Artist's depiction by Flynn Bryan
Los Angeles, CA — Invasive plants with teeth are populating parks around Los Angeles, biting at people, pets, and our sense of comfort in our own hometowns.
I was investigating these plants when a woman yelled at me from the sidewalk, absolutely pissed for reasons I didn’t at first understand. “My puppy is missing a leg,” she said, “It’s all your fault!”
I tried to explain that I was not planting the shark-toothed flowers. Actually, I was picking them to bring back to the lab for processing. I was investigating the very problem she was angry about. So I told her, “I’m from the Peripheral Intelligence Agency, ma’am, and I’m trying to figure out why these plants are so violent.”
“Sure, sure you are!” She yelled, “You ass. Why can’t you all just leave plants as they are, without teeth, like Mother Nature intended?”
In this moment, I lost grip of the monstrous hammer-headed daisy I’d been examining, when right then it reached across the hedge and bit the lady’s dog leash in half. Her three-legged pup limped away towards freedom.
“Snicker bopper, no!” the woman cried, “Come back! Momma is lonely.” She cursed me out as she chased after the pup.
And so my interaction with her ended as quickly as it had begun. Left I was to ponder on my own what Dr. Michael Giggs, the dentist who invented robotic teeth, might have to do with these strange and dangerous plants.

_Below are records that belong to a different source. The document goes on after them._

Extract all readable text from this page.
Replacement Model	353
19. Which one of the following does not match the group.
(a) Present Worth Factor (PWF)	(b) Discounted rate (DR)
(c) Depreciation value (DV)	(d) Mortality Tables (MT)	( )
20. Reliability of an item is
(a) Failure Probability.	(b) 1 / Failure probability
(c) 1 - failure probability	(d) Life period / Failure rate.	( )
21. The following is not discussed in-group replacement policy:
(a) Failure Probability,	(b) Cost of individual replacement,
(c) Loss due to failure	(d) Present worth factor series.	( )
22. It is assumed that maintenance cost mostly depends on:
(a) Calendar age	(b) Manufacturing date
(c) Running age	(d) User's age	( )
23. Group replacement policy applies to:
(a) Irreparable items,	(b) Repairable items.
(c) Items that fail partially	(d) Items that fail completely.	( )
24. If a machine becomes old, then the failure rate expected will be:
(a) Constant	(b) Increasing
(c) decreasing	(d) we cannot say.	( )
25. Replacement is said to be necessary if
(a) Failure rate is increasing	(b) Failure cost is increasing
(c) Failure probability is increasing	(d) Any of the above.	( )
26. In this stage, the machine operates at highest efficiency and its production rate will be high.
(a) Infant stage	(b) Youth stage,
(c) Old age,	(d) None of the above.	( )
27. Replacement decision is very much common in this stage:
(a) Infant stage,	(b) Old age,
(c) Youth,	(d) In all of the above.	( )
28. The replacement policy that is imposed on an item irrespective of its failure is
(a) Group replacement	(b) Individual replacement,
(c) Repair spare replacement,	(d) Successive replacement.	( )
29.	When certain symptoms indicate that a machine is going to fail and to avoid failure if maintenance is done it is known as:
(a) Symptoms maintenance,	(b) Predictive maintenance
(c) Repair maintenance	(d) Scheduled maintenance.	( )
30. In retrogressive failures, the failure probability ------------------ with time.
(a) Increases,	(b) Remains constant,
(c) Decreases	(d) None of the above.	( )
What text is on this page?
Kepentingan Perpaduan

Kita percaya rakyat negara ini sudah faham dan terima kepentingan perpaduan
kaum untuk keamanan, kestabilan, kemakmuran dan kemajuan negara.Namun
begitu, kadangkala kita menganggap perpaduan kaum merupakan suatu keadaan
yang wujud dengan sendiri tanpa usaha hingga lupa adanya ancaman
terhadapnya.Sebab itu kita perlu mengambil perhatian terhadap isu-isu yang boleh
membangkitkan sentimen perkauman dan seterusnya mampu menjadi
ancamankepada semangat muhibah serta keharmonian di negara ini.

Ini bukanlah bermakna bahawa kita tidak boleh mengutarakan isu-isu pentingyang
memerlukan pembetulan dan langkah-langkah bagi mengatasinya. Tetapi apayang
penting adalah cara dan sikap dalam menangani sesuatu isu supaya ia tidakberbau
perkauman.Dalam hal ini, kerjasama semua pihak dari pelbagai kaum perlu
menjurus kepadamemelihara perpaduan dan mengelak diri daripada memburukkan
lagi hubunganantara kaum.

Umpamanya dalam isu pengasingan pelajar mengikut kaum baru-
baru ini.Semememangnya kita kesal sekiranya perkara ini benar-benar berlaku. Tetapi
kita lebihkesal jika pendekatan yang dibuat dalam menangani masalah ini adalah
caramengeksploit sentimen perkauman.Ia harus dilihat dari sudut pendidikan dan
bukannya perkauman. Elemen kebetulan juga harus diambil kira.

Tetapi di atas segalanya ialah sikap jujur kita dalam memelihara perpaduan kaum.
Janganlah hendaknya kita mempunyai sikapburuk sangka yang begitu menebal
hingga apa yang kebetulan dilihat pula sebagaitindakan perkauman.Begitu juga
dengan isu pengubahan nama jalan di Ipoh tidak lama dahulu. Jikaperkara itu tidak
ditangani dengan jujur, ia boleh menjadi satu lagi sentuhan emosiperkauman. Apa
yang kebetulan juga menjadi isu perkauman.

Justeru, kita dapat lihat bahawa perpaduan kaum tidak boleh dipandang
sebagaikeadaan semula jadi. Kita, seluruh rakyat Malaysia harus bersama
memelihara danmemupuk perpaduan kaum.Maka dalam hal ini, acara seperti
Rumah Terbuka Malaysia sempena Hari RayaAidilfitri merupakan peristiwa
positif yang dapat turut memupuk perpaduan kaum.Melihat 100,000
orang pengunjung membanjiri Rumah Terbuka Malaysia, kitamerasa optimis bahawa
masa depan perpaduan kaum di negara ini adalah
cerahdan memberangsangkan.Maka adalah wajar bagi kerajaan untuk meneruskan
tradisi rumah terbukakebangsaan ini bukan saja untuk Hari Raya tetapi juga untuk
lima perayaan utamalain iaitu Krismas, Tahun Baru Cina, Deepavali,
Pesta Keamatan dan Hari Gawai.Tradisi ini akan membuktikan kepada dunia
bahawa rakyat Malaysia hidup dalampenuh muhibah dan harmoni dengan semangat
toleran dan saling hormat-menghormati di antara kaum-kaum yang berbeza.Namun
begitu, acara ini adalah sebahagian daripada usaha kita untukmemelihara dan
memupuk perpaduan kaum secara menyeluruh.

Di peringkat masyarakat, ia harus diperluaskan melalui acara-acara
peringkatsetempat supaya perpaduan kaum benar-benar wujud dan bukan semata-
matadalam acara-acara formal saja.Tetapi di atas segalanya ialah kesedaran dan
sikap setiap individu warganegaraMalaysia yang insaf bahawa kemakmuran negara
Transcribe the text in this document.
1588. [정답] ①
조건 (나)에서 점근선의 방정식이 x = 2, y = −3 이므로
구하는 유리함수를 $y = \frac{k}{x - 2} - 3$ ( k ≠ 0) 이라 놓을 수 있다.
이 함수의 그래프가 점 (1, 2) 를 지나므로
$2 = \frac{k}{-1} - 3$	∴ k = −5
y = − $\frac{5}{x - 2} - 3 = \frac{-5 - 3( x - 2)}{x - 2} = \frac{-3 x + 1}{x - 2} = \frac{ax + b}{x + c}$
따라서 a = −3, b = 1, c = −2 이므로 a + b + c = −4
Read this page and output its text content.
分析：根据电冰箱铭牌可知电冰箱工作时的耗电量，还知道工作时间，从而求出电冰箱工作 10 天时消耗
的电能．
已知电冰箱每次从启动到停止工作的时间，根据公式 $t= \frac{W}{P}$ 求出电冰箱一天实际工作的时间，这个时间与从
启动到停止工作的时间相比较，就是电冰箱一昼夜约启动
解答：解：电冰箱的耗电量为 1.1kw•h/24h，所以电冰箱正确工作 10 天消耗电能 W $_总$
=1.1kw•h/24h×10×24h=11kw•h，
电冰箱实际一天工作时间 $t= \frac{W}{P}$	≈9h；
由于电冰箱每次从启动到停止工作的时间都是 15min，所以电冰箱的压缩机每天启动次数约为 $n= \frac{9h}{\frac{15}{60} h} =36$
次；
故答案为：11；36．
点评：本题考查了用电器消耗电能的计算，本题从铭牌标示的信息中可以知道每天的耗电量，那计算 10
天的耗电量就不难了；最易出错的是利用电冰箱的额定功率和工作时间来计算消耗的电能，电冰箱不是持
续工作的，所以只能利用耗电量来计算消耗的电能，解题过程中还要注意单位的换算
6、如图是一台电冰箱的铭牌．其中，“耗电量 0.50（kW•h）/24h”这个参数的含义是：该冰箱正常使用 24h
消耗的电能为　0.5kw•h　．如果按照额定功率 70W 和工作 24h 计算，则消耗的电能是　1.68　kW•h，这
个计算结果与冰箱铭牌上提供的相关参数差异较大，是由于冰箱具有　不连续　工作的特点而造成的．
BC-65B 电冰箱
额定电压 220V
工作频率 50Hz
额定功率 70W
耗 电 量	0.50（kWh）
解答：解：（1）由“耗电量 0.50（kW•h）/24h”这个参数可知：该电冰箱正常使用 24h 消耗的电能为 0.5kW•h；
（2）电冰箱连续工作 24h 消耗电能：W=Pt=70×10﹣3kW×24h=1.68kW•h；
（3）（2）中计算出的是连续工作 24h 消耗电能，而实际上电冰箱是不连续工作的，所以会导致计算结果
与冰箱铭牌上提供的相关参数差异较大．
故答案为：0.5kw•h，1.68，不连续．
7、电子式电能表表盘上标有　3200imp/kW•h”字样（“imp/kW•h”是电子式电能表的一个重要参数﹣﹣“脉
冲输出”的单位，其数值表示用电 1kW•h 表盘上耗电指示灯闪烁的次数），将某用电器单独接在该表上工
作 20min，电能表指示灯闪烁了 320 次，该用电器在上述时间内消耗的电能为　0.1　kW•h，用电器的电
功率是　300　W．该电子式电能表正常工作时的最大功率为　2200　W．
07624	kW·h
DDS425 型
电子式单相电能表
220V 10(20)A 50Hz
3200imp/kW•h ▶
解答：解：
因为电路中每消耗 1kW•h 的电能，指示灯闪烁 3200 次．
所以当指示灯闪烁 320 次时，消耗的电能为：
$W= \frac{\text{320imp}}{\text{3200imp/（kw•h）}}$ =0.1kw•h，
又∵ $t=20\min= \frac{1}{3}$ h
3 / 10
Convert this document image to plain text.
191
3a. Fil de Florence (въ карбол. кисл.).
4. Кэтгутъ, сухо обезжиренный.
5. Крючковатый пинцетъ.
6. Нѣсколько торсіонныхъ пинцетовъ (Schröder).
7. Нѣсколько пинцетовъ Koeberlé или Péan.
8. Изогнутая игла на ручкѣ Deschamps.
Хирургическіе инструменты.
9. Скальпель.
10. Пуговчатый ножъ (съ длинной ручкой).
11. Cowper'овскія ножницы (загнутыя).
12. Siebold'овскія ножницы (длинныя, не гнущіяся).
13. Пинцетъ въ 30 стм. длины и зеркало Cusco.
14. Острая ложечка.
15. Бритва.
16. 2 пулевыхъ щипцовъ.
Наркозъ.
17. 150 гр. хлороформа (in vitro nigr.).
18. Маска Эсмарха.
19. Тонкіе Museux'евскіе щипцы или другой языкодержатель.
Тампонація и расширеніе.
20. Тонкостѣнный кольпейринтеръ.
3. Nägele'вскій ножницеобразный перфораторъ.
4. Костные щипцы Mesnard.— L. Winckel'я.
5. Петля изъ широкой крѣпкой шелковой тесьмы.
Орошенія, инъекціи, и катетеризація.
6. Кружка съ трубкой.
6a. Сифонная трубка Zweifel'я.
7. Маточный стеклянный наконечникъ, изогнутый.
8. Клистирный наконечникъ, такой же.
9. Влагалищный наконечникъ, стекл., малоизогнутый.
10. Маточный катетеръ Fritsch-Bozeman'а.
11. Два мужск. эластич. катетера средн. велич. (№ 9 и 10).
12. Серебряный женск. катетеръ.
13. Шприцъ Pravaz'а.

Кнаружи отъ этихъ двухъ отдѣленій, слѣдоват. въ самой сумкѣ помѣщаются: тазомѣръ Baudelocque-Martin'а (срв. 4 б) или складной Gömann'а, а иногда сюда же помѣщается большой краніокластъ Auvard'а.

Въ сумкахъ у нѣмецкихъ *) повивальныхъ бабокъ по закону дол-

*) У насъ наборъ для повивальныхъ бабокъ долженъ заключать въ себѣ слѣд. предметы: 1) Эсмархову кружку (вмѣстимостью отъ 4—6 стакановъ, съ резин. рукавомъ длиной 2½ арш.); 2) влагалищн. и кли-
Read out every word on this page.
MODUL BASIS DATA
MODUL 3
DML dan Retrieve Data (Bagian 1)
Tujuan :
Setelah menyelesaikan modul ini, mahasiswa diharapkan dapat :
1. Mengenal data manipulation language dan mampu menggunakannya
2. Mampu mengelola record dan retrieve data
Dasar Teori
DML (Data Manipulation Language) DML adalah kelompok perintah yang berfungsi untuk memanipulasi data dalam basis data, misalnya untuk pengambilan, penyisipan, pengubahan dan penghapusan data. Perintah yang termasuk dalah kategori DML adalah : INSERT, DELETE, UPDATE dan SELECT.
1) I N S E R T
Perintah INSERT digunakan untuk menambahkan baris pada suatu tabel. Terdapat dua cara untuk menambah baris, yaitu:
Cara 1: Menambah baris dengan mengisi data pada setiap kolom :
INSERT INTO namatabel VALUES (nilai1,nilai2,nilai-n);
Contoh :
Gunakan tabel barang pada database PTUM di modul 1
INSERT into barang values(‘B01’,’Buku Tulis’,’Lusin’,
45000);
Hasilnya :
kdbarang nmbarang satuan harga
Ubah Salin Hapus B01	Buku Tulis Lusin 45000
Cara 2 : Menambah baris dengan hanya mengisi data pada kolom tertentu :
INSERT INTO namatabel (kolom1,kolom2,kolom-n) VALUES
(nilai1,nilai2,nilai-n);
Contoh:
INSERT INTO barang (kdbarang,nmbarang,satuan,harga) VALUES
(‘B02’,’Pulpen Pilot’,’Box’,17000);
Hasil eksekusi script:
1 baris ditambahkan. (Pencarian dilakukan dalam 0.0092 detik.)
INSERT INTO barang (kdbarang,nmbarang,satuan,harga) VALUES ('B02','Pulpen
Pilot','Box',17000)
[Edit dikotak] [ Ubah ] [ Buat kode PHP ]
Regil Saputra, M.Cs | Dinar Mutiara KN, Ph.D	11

Before Dr. Giggs passed away, did this egomaniac dentist deploy his teethy inventions outside the animal kingdom? Are these biting plants man-made? Some say so.
Others say this is all just another example of rich folks importing exotic creatures from other countries as pets for their children, then getting bored and releasing them into the wild. This is how 30-foot long snakes slither up into the toilets of Florida homes and bite people’s balls off.
We just don’t know yet, but we’re working on it.
As always, peripherally go the winds of progress.